With continuing energy and foresight Margaret Brown turned to other civic enterprises when her term as president of the Museum ended in 1974. The same year she became Chairman of the Old Lyme Bicentennial Commission, which she enjoyed thoroughly, arranging programs, a play, celebrations, and the publication of a book of essays titled A Lyme Miscellany. Ever the public servant, she belonged to and contributed to a number of non-profit organizations, and in 1977 the Town of Old Lyme named her the Citizen of the Year. For a Californian by birth who adopted Old Lyme with fervor and love, this was indeed a fitting capstone for a remarkable career of philanthropy.

P6.12Margaret Brown with Governor Ella Grasso at Bicentennial event, The Pictorial, September 9, 1975. LHSA

Understandably, Margaret Brown received many encomia upon her retirement as president of the Museum. Three of her successors as president, including Daniel Woodhead, George Tatum, and Joan Sillin, were of one voice in praising her extraordinary accomplishments, her faith in the face of adversity, and her vision. Joan Sillin, president of the Museum between 1988 and 1982, described her presidency this way: “You alone had a comprehension of what could be done, determination that it could be done, and courage to see that it be done.”[3]

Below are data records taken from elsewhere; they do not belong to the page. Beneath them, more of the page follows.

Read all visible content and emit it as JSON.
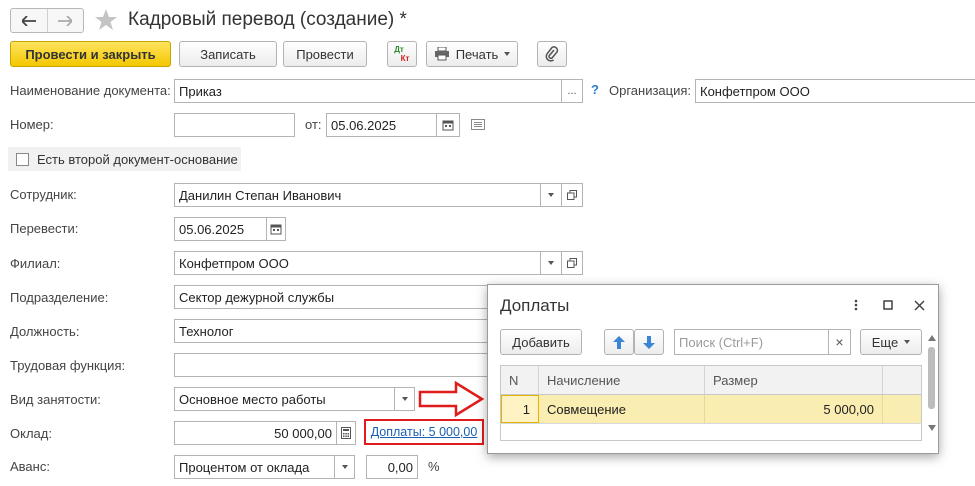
{
  "window": {
    "title": "Кадровый перевод (создание) *"
  },
  "toolbar": {
    "post_close": "Провести и закрыть",
    "save": "Записать",
    "post": "Провести",
    "dtkt_top": "Дт",
    "dtkt_bottom": "Кт",
    "print": "Печать"
  },
  "form": {
    "doc_name_label": "Наименование документа:",
    "doc_name_value": "Приказ",
    "doc_name_more": "...",
    "help": "?",
    "org_label": "Организация:",
    "org_value": "Конфетпром ООО",
    "number_label": "Номер:",
    "number_value": "",
    "date_from_label": "от:",
    "date_from_value": "05.06.2025",
    "second_doc_label": "Есть второй документ-основание",
    "employee_label": "Сотрудник:",
    "employee_value": "Данилин Степан Иванович",
    "transfer_label": "Перевести:",
    "transfer_value": "05.06.2025",
    "branch_label": "Филиал:",
    "branch_value": "Конфетпром ООО",
    "department_label": "Подразделение:",
    "department_value": "Сектор дежурной службы",
    "position_label": "Должность:",
    "position_value": "Технолог",
    "labor_function_label": "Трудовая функция:",
    "labor_function_value": "",
    "employment_label": "Вид занятости:",
    "employment_value": "Основное место работы",
    "salary_label": "Оклад:",
    "salary_value": "50 000,00",
    "allowances_link": "Доплаты: 5 000,00",
    "advance_label": "Аванс:",
    "advance_value": "Процентом от оклада",
    "advance_percent": "0,00",
    "percent_sign": "%"
  },
  "dialog": {
    "title": "Доплаты",
    "add": "Добавить",
    "search_placeholder": "Поиск (Ctrl+F)",
    "clear": "×",
    "more": "Еще",
    "columns": [
      "N",
      "Начисление",
      "Размер"
    ],
    "rows": [
      {
        "n": "1",
        "accrual": "Совмещение",
        "amount": "5 000,00"
      }
    ]
  },
  "colors": {
    "accent_yellow": "#f3c700",
    "link_blue": "#1a5fb4",
    "highlight_red": "#e01b1b",
    "row_selected": "#faedb2",
    "help_blue": "#2a7fd4"
  }
}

P6.13Margaret Brown, Bicentennial celebration, 1977. LHSA

In her parting remarks as president of the Museum in 1974, Margaret Brown quoted Walter Gropius, the renowned Bauhaus architect and scholar, who charged his students at Harvard to: “Act as if you were going to live forever, and cast your plans way ahead. . . .If your contribution has been vital there will always be someone to pick up where you left off, and that will be your claim to immortality.”[4]

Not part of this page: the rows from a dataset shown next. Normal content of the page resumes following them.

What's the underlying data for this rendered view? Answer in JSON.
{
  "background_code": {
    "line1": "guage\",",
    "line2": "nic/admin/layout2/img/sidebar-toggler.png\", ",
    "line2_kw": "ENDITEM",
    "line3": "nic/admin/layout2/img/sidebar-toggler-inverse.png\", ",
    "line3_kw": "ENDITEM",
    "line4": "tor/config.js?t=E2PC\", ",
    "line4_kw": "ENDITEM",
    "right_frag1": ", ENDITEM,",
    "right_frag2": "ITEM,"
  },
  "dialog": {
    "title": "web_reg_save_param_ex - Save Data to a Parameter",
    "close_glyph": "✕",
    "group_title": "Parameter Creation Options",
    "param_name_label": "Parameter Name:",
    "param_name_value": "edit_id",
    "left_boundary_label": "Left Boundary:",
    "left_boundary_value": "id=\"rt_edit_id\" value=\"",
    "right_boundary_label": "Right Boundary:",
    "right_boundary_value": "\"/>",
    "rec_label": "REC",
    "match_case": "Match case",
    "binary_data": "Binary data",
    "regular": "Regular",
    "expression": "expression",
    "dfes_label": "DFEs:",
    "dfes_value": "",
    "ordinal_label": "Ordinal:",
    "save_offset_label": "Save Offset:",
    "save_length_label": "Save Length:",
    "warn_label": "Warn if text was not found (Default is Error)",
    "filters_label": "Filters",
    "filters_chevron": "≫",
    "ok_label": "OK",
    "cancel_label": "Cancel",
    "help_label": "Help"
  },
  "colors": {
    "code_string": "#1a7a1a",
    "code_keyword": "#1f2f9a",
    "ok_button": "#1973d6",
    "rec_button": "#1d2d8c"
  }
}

In retrospect Margaret Brown’s contribution has certainly been “vital” as one looks at the aggregate of the Museum as we know it today. It is indeed impressive and fortunate that many volunteers and friends have picked up where she left off and burnished her extraordinary legacy.

P6.14Margaret Brown, Citizen of the Year certificate, 1977. LHSA

Guest Contributor: George J. Willauer


[1] Margaret Brown. Letter to President Gerald R. Ford. August 30, 1974. Margaret Brown Papers. LHSA.


[2] The Florence Griswold Museum republished Arthur Heming’s Miss Florence and the Artists of Old Lyme in 2013. The second edition includes a Preface by Director Jeffrey W. Andersen.


[3] Joan Sillin. Letter to Margaret Brown. September 17, 1989. Margaret Brown Papers. LHSA.


[4] Walter Gropius, as quoted by Margaret Brown at the Annual Meeting of the Lyme Historical Society, May 11, 1974. Institutional Archives. Florence Griswold Museum.